7.69  The UK debtors provided inventory and procurement services to two Canadian customers, one of which kept approximately nine months’ worth of the debtors’ inventory at its own premises. That customer provided services to the debtors under a management agreement and had set-off rights against the companies arising from the relationship. The UK administrators applied to the Canadian court requesting that the customer’s set-off rights be stayed. The Canadian court considered the provision of the CCAA that preserved set-off rights (section 21) and the provisions that gave broad powers (sections 49(1) and 50) to make any order considered appropriate in the circumstances. The court stayed the exercise of set-off rights in Canada, accepting that it could temporarily stay the right of set-off (p. 124) protected under section 21 of the CCAA. The court noted the following relevant factors in the evidence:

  • •  The financial position of the debtors was ‘extremely distressed’ with the threat of creditor enforcement action in key countries.

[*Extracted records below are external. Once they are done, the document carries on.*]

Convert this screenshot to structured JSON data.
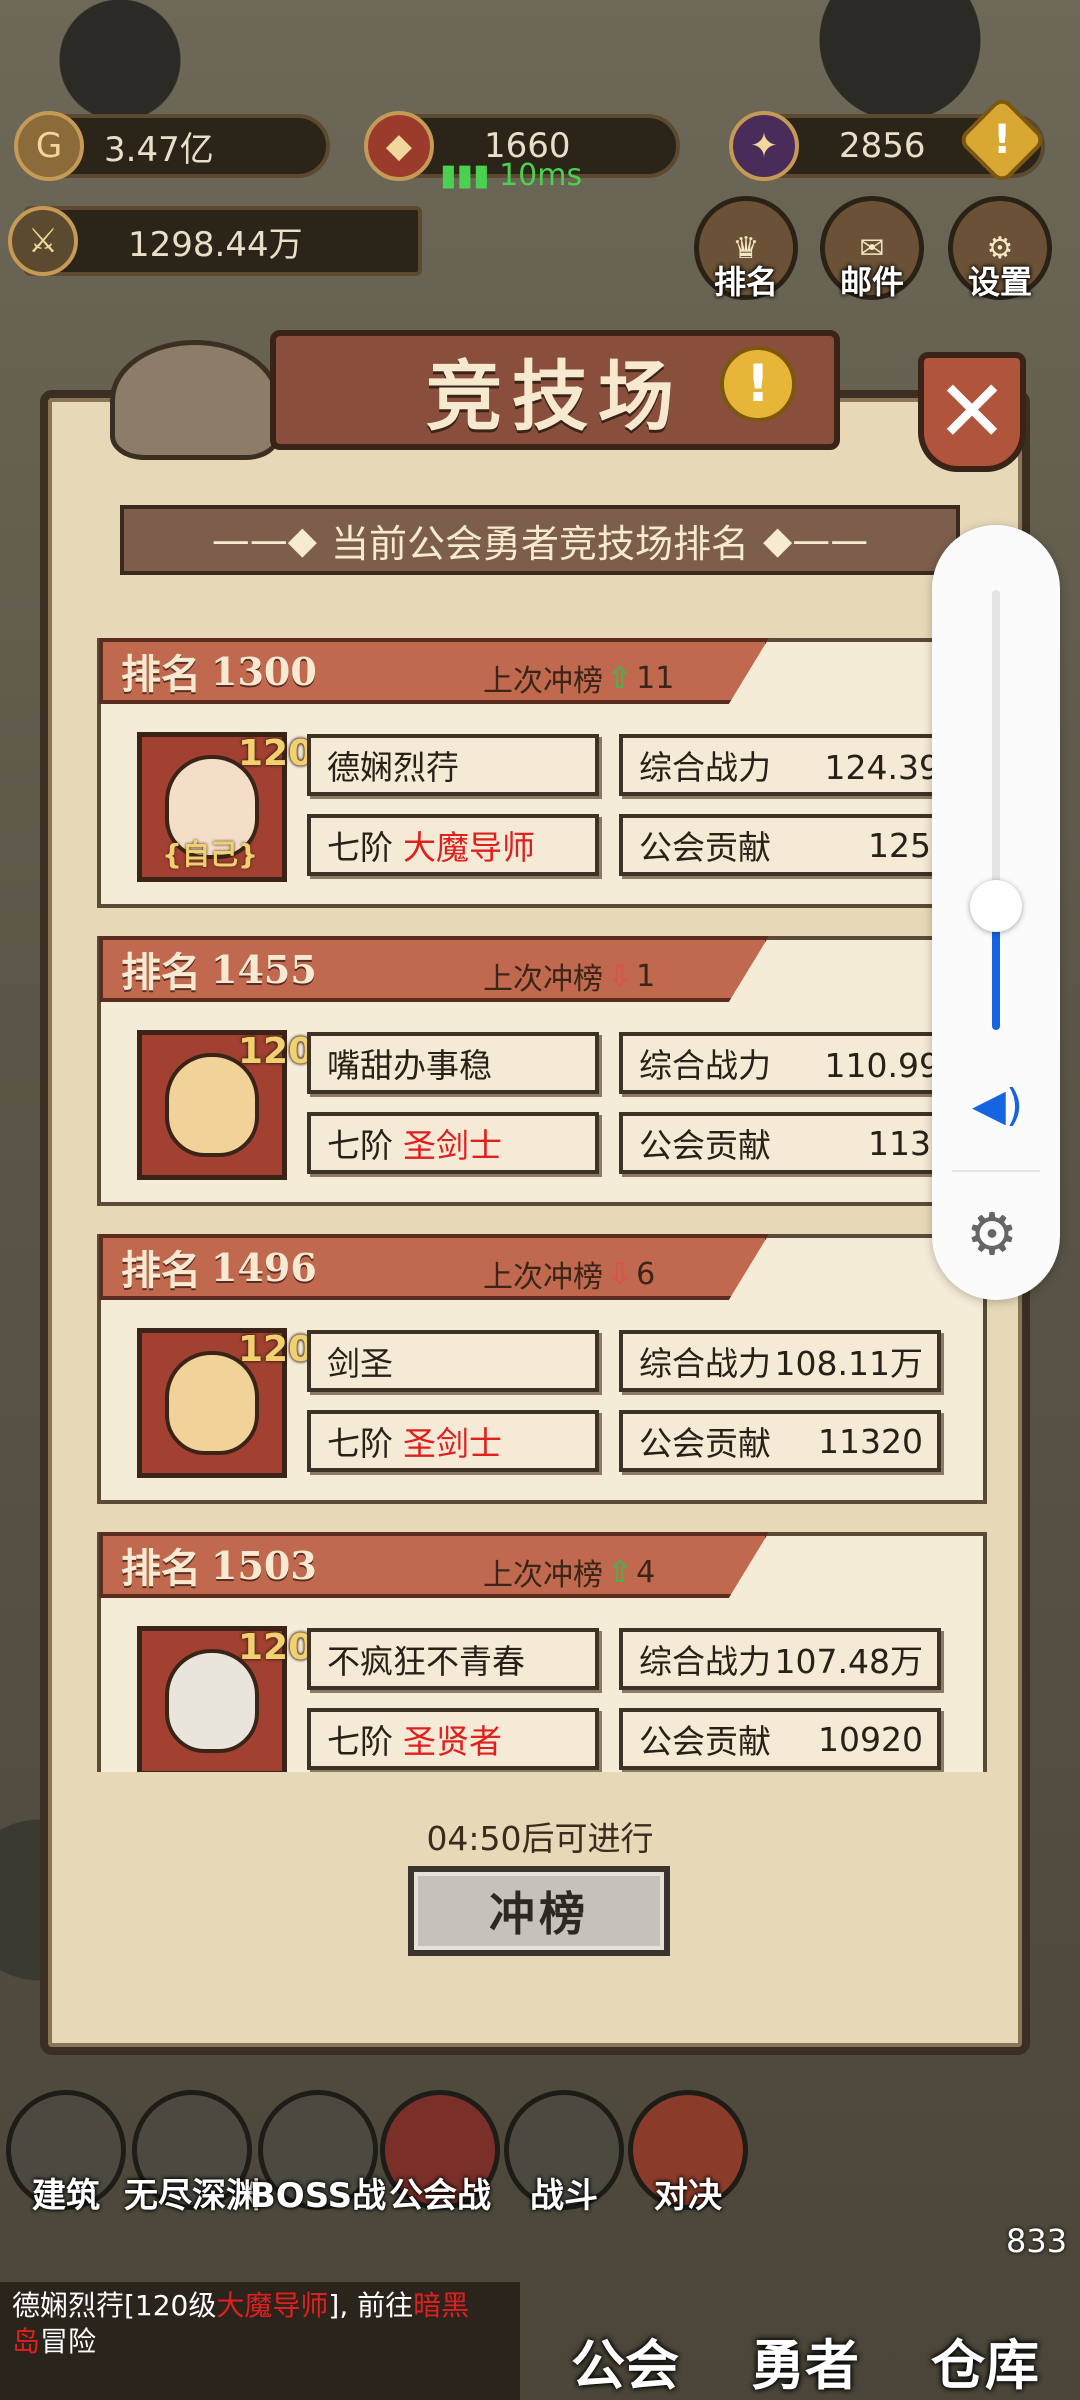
{
  "resources": {
    "gold": "3.47亿",
    "crest": "1660",
    "ping": "10ms",
    "essence": "2856",
    "power": "1298.44万"
  },
  "top_buttons": [
    "排名",
    "邮件",
    "设置"
  ],
  "modal": {
    "title": "竞技场",
    "subtitle": "当前公会勇者竞技场排名",
    "timer": "04:50后可进行",
    "action": "冲榜"
  },
  "labels": {
    "rank": "排名",
    "prev": "上次冲榜",
    "power": "综合战力",
    "contrib": "公会贡献",
    "tier": "七阶",
    "self": "自己"
  },
  "rankings": [
    {
      "rank": "1300",
      "trend": "up",
      "change": "11",
      "level": "120",
      "name": "德娴烈荇",
      "class": "大魔导师",
      "power": "124.39万",
      "contrib": "12522",
      "self": true
    },
    {
      "rank": "1455",
      "trend": "down",
      "change": "1",
      "level": "120",
      "name": "嘴甜办事稳",
      "class": "圣剑士",
      "power": "110.99万",
      "contrib": "11357",
      "self": false
    },
    {
      "rank": "1496",
      "trend": "down",
      "change": "6",
      "level": "120",
      "name": "剑圣",
      "class": "圣剑士",
      "power": "108.11万",
      "contrib": "11320",
      "self": false
    },
    {
      "rank": "1503",
      "trend": "up",
      "change": "4",
      "level": "120",
      "name": "不疯狂不青春",
      "class": "圣贤者",
      "power": "107.48万",
      "contrib": "10920",
      "self": false
    }
  ],
  "bottom_nav": [
    "建筑",
    "无尽深渊",
    "BOSS战",
    "公会战",
    "战斗",
    "对决"
  ],
  "main_tabs": [
    "公会",
    "勇者",
    "仓库"
  ],
  "badge": "833",
  "chat": {
    "line1": "德娴烈荇[120级",
    "line1_class": "大魔导师",
    "line1_end": "], 前往",
    "line1_place": "暗黑",
    "line2_place": "岛",
    "line2_end": "冒险"
  },
  "colors": {
    "accent_red": "#e01f1f",
    "up_green": "#4bb14e",
    "down_red": "#d9534f",
    "volume_blue": "#1565e0"
  }
}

  • •  The supply of airline parts was ‘time-critical’ and had to continue uninterrupted.

  • •  There was a risk that if the stock was not secured quickly, it would disappear and become very difficult to access.

  • •  Creditors would not be unreasonably prejudiced by the proposed set-off relief. It would operate only to prevent fresh inventory of the foreign debtors from being appropriated by third parties without payment. The relief would not affect the position of the parties on the date of the recognition order, but would ensure that no further prejudice would be caused to the foreign debtors’ estate.

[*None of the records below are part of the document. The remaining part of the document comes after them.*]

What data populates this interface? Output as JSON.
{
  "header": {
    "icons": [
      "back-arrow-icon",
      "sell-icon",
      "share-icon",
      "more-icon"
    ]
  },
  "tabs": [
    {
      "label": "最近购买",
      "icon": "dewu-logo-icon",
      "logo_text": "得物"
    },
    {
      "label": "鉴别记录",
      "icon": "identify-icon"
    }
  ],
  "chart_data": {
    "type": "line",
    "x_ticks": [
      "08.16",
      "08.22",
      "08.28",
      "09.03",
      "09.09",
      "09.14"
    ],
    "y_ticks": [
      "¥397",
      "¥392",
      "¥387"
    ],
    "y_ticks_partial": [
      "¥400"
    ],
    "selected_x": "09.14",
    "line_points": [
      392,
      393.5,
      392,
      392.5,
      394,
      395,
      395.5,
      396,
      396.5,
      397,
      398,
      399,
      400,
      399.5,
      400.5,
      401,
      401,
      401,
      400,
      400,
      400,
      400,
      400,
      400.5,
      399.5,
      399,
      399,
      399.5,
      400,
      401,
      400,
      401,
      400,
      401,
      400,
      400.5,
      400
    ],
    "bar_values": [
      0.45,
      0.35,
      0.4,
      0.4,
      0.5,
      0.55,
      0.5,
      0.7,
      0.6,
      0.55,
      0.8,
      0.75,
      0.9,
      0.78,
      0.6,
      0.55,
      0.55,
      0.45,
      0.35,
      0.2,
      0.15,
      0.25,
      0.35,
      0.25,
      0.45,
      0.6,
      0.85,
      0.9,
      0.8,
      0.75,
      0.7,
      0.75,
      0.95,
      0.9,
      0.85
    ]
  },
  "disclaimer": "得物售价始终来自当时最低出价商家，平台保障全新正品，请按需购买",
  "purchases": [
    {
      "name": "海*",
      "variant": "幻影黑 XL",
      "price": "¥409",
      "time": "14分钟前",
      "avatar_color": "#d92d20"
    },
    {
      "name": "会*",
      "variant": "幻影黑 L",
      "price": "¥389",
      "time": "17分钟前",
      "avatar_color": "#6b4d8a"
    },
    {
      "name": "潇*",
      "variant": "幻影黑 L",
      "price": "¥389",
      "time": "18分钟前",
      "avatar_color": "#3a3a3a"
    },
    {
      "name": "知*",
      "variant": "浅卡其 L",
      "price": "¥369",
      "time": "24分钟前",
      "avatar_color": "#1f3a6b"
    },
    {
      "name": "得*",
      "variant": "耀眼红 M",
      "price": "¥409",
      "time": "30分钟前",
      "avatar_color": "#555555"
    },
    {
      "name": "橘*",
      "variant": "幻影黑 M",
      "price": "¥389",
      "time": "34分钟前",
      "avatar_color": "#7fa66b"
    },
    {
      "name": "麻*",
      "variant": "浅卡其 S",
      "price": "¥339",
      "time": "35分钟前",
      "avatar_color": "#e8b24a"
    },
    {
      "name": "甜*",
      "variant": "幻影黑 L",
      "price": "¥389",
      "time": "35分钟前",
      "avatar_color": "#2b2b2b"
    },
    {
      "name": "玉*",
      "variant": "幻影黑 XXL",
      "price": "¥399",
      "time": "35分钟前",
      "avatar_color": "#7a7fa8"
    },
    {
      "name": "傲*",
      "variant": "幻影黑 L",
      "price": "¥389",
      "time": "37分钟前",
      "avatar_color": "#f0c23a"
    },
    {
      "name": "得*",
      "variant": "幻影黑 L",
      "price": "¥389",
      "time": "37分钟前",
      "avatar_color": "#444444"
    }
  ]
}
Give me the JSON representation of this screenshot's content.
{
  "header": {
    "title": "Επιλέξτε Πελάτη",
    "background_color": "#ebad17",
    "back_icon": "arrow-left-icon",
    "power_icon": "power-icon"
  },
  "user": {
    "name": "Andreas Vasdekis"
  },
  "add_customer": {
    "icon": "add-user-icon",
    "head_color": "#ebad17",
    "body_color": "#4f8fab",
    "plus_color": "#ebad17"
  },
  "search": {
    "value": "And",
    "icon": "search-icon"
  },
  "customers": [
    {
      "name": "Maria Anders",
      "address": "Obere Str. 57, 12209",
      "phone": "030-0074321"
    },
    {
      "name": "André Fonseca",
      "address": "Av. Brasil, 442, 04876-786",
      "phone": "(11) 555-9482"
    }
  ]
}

  • •  If the foreign debtors’ inventory were in their possession, rather than in the possession of the Canadian customer, they could control and minimize potential prejudice by obtaining assurance of payment before providing new supplies.

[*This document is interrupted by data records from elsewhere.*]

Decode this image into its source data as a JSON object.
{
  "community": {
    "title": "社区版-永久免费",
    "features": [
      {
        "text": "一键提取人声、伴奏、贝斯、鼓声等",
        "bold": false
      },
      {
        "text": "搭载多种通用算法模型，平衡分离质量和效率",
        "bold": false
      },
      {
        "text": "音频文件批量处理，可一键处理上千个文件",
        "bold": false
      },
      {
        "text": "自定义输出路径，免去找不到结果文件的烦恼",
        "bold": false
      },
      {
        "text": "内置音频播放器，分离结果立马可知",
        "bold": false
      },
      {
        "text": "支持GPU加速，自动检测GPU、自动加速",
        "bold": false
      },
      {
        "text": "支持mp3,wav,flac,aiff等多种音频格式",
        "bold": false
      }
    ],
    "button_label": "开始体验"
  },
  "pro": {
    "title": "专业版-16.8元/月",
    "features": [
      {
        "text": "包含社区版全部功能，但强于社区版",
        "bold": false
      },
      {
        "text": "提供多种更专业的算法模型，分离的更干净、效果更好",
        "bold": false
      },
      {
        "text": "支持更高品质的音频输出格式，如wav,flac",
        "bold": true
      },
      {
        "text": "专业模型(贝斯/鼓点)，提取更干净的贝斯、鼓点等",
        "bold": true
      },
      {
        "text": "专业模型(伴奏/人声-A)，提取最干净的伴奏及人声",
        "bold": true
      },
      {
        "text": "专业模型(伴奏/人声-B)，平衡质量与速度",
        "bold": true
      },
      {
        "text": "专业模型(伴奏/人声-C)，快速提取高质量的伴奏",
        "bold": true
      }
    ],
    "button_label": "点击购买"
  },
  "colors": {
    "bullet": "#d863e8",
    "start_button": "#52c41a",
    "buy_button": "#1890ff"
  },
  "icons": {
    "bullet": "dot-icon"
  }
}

  • •  Any refusal to supply inventory by the Canadian customer that had physical control of the inventory could ground several aeroplanes, thereby causing prejudice to the foreign debtors’ customers.

The Canadian court concluded that having regard to the circumstances of that case and the need to cooperate with the foreign court to maximize the value of the debtor’s property, the stay of set-off rights should be granted to protect the inventory and enable the foreign debtors to attempt to continue as a going concern.

E.  Summary

7.70  In general, legal set-off is mechanical in nature, and may be defeated by formalities such as lack of strict mutuality or liquidated status of the cross-debts. While equitable set-off is more flexible, its application is uncertain because it depends on a judicial finding that the cross-claims are sufficiently closely connected to merit equitable set-off. To avoid these drawbacks, market participants are well advised to use foresight and draft the terms of their set-off arrangements with those parties with whom they contract. Generally speaking, rights of set-off are preserved in insolvency, with certain exceptions relating to the loss of mutuality for purposes of legal set-off in bankruptcy proceedings under the BIA and receiverships, the limitations relating to fraudulent preferences, and the discretionary temporary stay that may be imposed in CCAA proceedings. In the context of cross-border insolvencies, set-off rights against a debtor’s Canadian assets also may be affected by a discretionary temporary stay.


1  The federal Parliament is also responsible for three territories. Federal law allows territories to elect councils with powers similar to those of the provincial legislatures.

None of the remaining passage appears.